Erano così tanti che non sarebbero più potuti morire, ho sempre pensato che fosse questo il senso. E ora, ogni volta che vedo il nostro libro, vedo Letizia, una Letizia reiterata e questa sì invincibile, che continua a camminare, a raccontare una storia. Che è sua, ma non è soltanto sua, perché è la storia civile di una donna che ha combattuto, con un’arma bianca che era la sua macchina fotografica, per riscattare Palermo dall’umiliazione e dell’orrore della mafia e per salvare se stessa dalla dipendenza di un matrimonio che la lasciava sola e infelice. Che a combattuto con la vita a “distanza di un cazzotto o di una carezza”, la stessa con cui fotografava.

Ho voluta metterla in salvo questa storia, ho voluto mettere in salvo Letizia Battaglia perché la memoria avrebbe potuta metterla in un angolo, se non mistificarla o dimenticarla. In queste pagine c’è, invece, lei che continuerà a parlare, gridare, arrabbiarsi e amare, ogni volta che qualcuno le sfoglierà. E nel mio racconto di Letizia, quello che oggi ho il privilegio di condividere in pubblico, c’è la Letizia che ho conosciuto e amato, e tutto quello che ci ha unito. C’è la nostra amicizia: la grande stima che mi ha dimostrato me la tengo stretta come una laica benedizione. C’è la felicità di avere fatto un pezzo di strada accanto a lei, di essermela andata a prendere, Letizia.

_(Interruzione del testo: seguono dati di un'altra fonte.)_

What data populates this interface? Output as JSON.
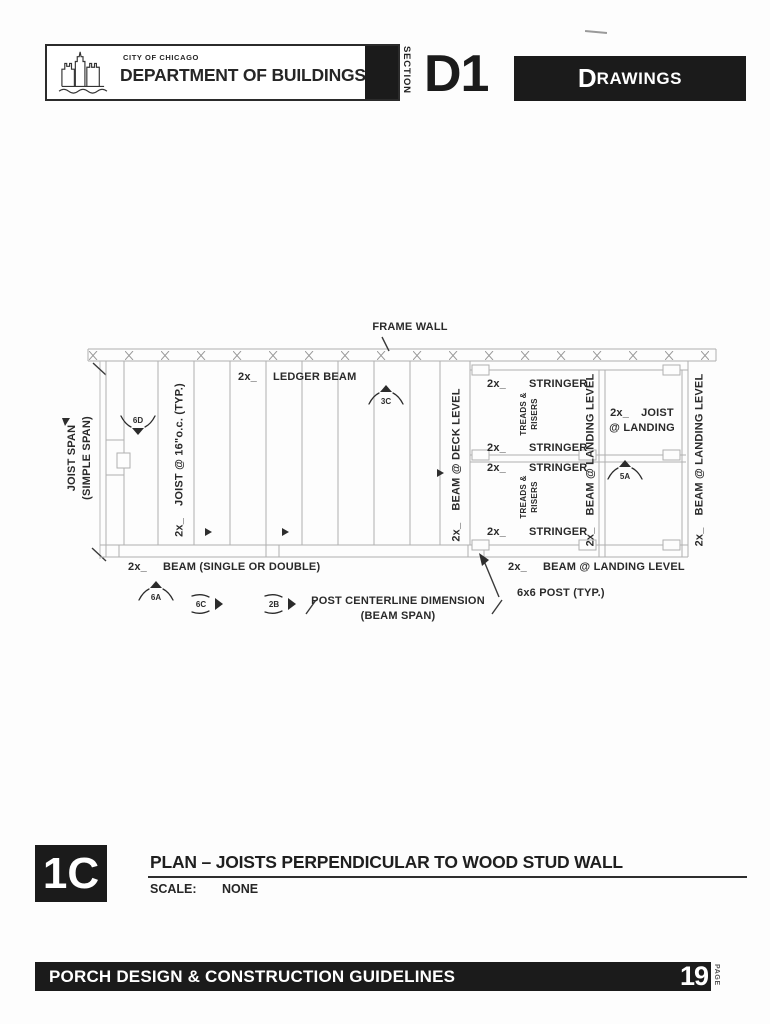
{
  "colors": {
    "banner_bg": "#1b1b1b",
    "banner_text": "#ffffff",
    "ink": "#262626",
    "linework": "#b0b0b0"
  },
  "header": {
    "city_small": "CITY OF CHICAGO",
    "department": "DEPARTMENT OF BUILDINGS",
    "section_label": "SECTION",
    "section_code": "D1",
    "drawings_initial": "D",
    "drawings_rest": "RAWINGS"
  },
  "drawing": {
    "frame_wall": "FRAME WALL",
    "ledger": {
      "prefix": "2x_",
      "label": "LEDGER BEAM"
    },
    "joist_span": {
      "line1": "JOIST SPAN",
      "line2": "(SIMPLE SPAN)"
    },
    "joist_typ": {
      "prefix": "2x_",
      "label": "JOIST @ 16\"o.c. (TYP.)"
    },
    "beam_deck": {
      "prefix": "2x_",
      "label": "BEAM @ DECK LEVEL"
    },
    "stringers": [
      {
        "prefix": "2x_",
        "label": "STRINGER"
      },
      {
        "prefix": "2x_",
        "label": "STRINGER"
      },
      {
        "prefix": "2x_",
        "label": "STRINGER"
      },
      {
        "prefix": "2x_",
        "label": "STRINGER"
      }
    ],
    "treads": [
      {
        "line1": "TREADS &",
        "line2": "RISERS"
      },
      {
        "line1": "TREADS &",
        "line2": "RISERS"
      }
    ],
    "beam_landing_mid": {
      "prefix": "2x_",
      "label": "BEAM @ LANDING LEVEL"
    },
    "joist_landing": {
      "prefix": "2x_",
      "label": "JOIST",
      "line2": "@ LANDING"
    },
    "beam_landing_right": {
      "prefix": "2x_",
      "label": "BEAM @ LANDING LEVEL"
    },
    "beam_single": {
      "prefix": "2x_",
      "label": "BEAM (SINGLE OR DOUBLE)"
    },
    "post_dim": {
      "line1": "POST CENTERLINE DIMENSION",
      "line2": "(BEAM SPAN)"
    },
    "beam_landing_bottom": {
      "prefix": "2x_",
      "label": "BEAM @ LANDING LEVEL"
    },
    "post_typ": "6x6 POST (TYP.)",
    "markers": {
      "d6": "6D",
      "c3": "3C",
      "a5": "5A",
      "a6": "6A",
      "c6": "6C",
      "b2": "2B"
    }
  },
  "titleblock": {
    "detail_code": "1C",
    "title": "PLAN – JOISTS PERPENDICULAR TO WOOD STUD WALL",
    "scale_label": "SCALE:",
    "scale_value": "NONE"
  },
  "footer": {
    "title": "PORCH DESIGN & CONSTRUCTION GUIDELINES",
    "page_number": "19",
    "page_label": "PAGE"
  }
}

C’è l’esempio del senso del lavoro, qualunque esso sia, come dovere, del coraggio che diventa dovere, della vita vissuta come resistenza attiva, come presa di responsabilità personale, e politica, di quello che ci accade intorno. C’è la sua non vanità, la sua ironia, la naturale necessità di non essere dentro nessuno schema predefinito, e la convinzione che è necessario studiare, sempre. C’è l’ostinazione nell’andare avanti e la non paura, che è una scelta che si fa sempre da sé, nel rifiutare gruppi di potere, di qualunque natura e circolo, anche se costano solitudini, e una strada in salita. È questa strada di libertà che mi ha portato a Letizia Battaglia, e non poteva essercene un’altra. E ora so più di prima che è quella giusta, che è la mia: che è la nostra.